Quantum entanglement of localized excited states at finite temperature
Pawel Caputa (Nordita, KTH Royal Institute of Technology and Stockholm University, Roslagstullsbacken 23, SE-106 91, Stockholm, Sweden, Yukawa Institute for Theoretical Physics (YITP), Kyoto University, Kyoto, 606-8502, Japan); Joan Simón (School of Mathematics and Maxwell Institute for Mathematical Sciences, University of Edinburgh, King’s Buildings, Edinburgh, EH9 3FD, U.K.); Andrius Štikonas (School of Mathematics and Maxwell Institute for Mathematical Sciences, University of Edinburgh, King’s Buildings, Edinburgh, EH9 3FD, U.K.); Tadashi Takayanagi (Yukawa Institute for Theoretical Physics (YITP), Kyoto University, Kyoto, 606-8502, Japan, Kavli Institute for the Physics and Mathematics of the Universe (Kavli IPMU), University of Tokyo, Kashiwa, Chiba, 277-8582, Japan)
In this work we study the time evolutions of (Renyi) entanglement entropy of locally excited states in two dimensional conformal field theories (CFTs) at finite temperature.
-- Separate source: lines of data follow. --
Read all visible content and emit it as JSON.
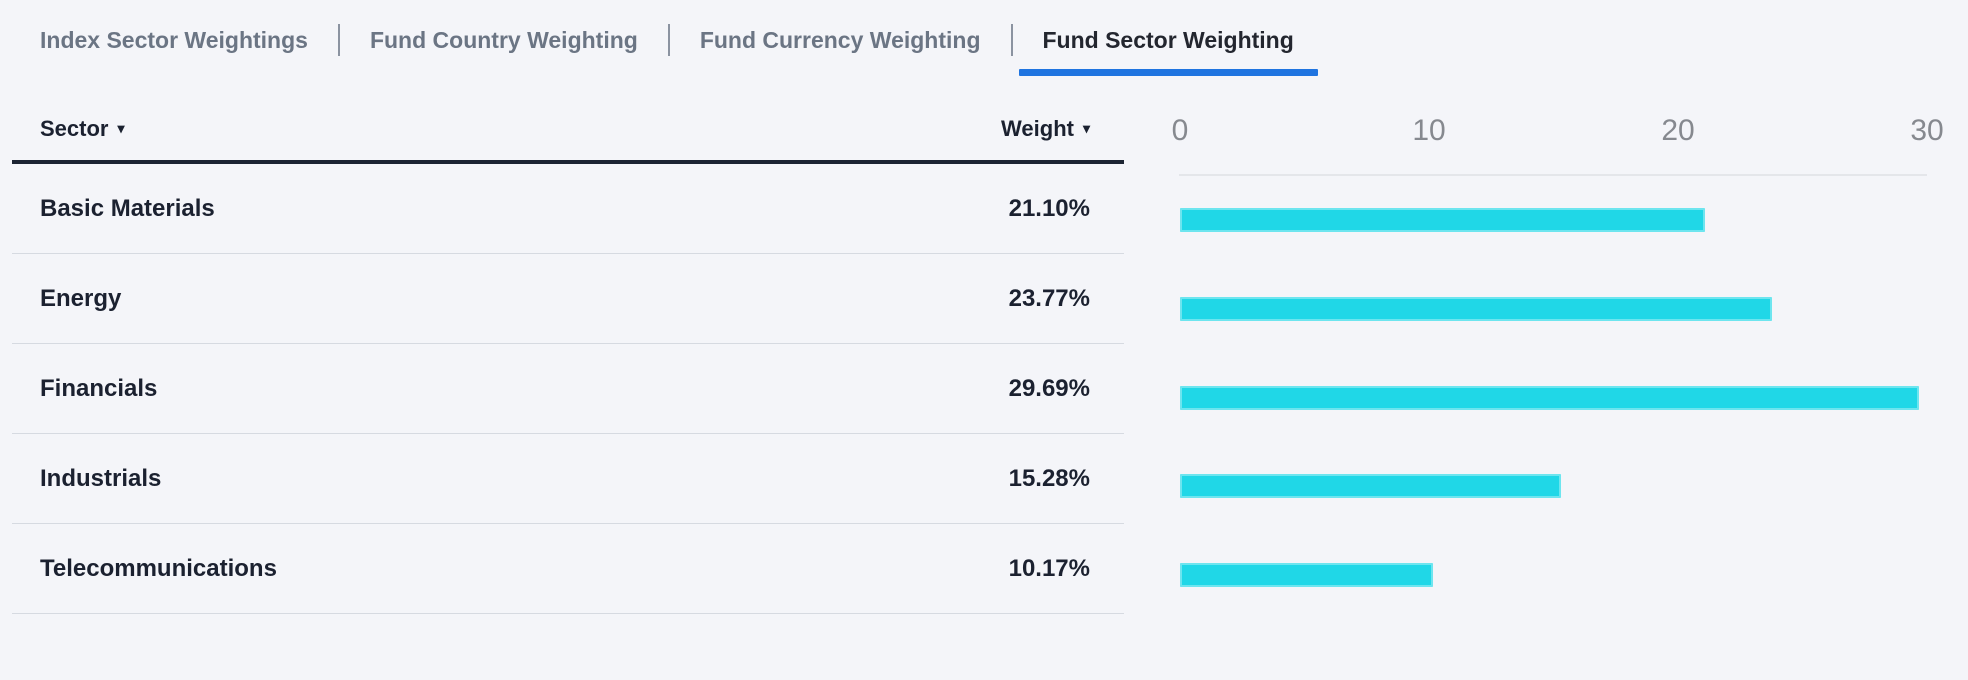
{
  "tabs": {
    "items": [
      {
        "label": "Index Sector Weightings",
        "active": false
      },
      {
        "label": "Fund Country Weighting",
        "active": false
      },
      {
        "label": "Fund Currency Weighting",
        "active": false
      },
      {
        "label": "Fund Sector Weighting",
        "active": true
      }
    ]
  },
  "table": {
    "columns": [
      {
        "label": "Sector",
        "sort_icon": "▾"
      },
      {
        "label": "Weight",
        "sort_icon": "▾"
      }
    ],
    "rows": [
      {
        "sector": "Basic Materials",
        "weight": "21.10%"
      },
      {
        "sector": "Energy",
        "weight": "23.77%"
      },
      {
        "sector": "Financials",
        "weight": "29.69%"
      },
      {
        "sector": "Industrials",
        "weight": "15.28%"
      },
      {
        "sector": "Telecommunications",
        "weight": "10.17%"
      }
    ]
  },
  "chart_data": {
    "type": "bar",
    "orientation": "horizontal",
    "title": "",
    "xlabel": "",
    "ylabel": "",
    "categories": [
      "Basic Materials",
      "Energy",
      "Financials",
      "Industrials",
      "Telecommunications"
    ],
    "values": [
      21.1,
      23.77,
      29.69,
      15.28,
      10.17
    ],
    "xlim": [
      0,
      30
    ],
    "xticks": [
      0,
      10,
      20,
      30
    ],
    "grid": false,
    "legend": false,
    "bar_color": "#20d7e7"
  },
  "colors": {
    "accent_blue": "#1f74e0",
    "bar_cyan": "#20d7e7",
    "text_dark": "#1b2130",
    "tab_inactive": "#6b7584",
    "axis_gray": "#86898f",
    "background": "#f4f5f9"
  }
}
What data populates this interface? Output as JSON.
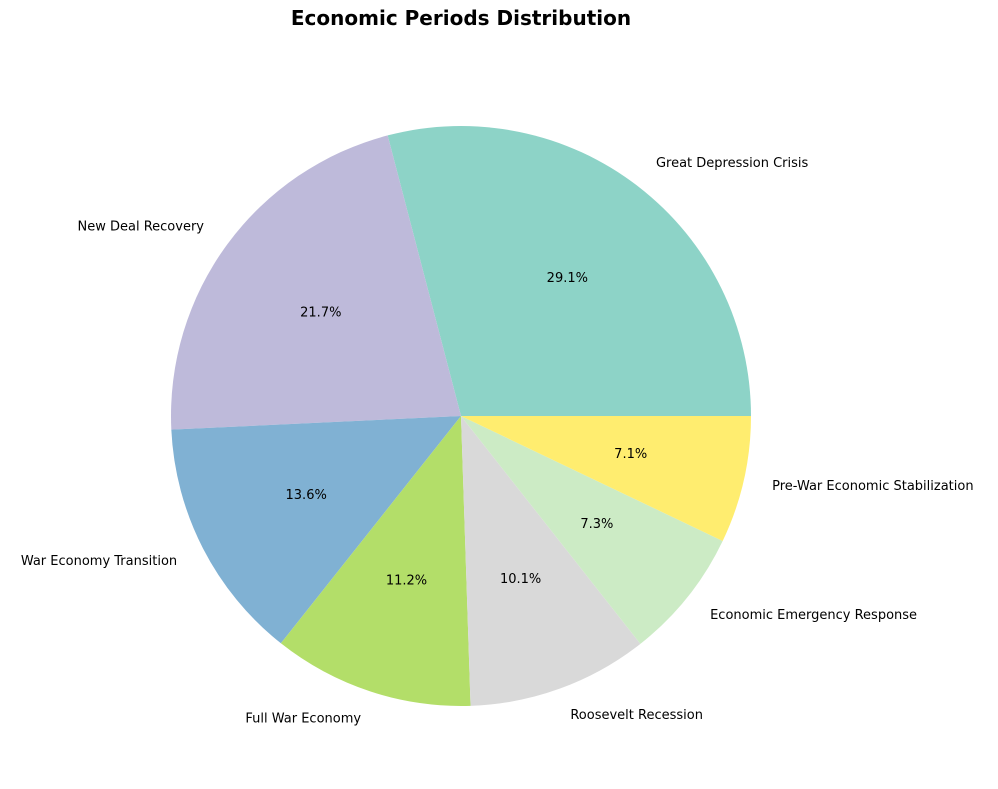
{
  "chart_data": {
    "type": "pie",
    "title": "Economic Periods Distribution",
    "categories": [
      "Great Depression Crisis",
      "New Deal Recovery",
      "War Economy Transition",
      "Full War Economy",
      "Roosevelt Recession",
      "Economic Emergency Response",
      "Pre-War Economic Stabilization"
    ],
    "values": [
      29.1,
      21.7,
      13.6,
      11.2,
      10.1,
      7.3,
      7.1
    ],
    "value_labels": [
      "29.1%",
      "21.7%",
      "13.6%",
      "11.2%",
      "10.1%",
      "7.3%",
      "7.1%"
    ],
    "colors": [
      "#8dd3c7",
      "#bebada",
      "#80b1d3",
      "#b3de69",
      "#d9d9d9",
      "#ccebc5",
      "#ffed6f"
    ],
    "start_angle": 0,
    "direction": "counterclockwise",
    "legend": "none"
  }
}
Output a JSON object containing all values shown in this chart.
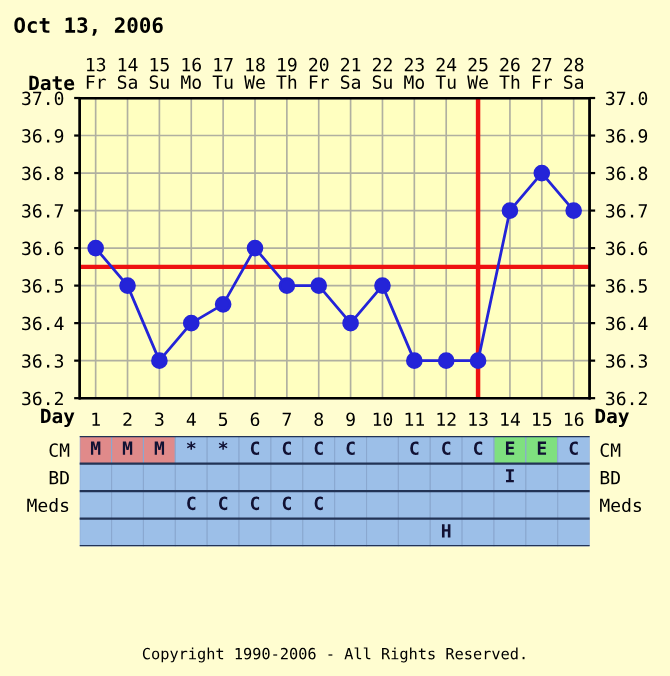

We consider excited states created by acting with local operators on thermal states and give both field theoretic and holographic calculations. In free field CFTs, we find that the growth of Renyi entanglement entropy at finite temperature is reduced compared to the zero temperature result by a small quantity proportional to the width of the localized excitations. On the other hand, in finite temperature CFTs with classical gravity duals, we find that the entanglement entropy approaches a characteristic value at late time. This behaviour does not occur at zero temperature. We also study the mutual information between the two CFTs in the thermofield double (TFD) formulation and give physical interpretations of our results.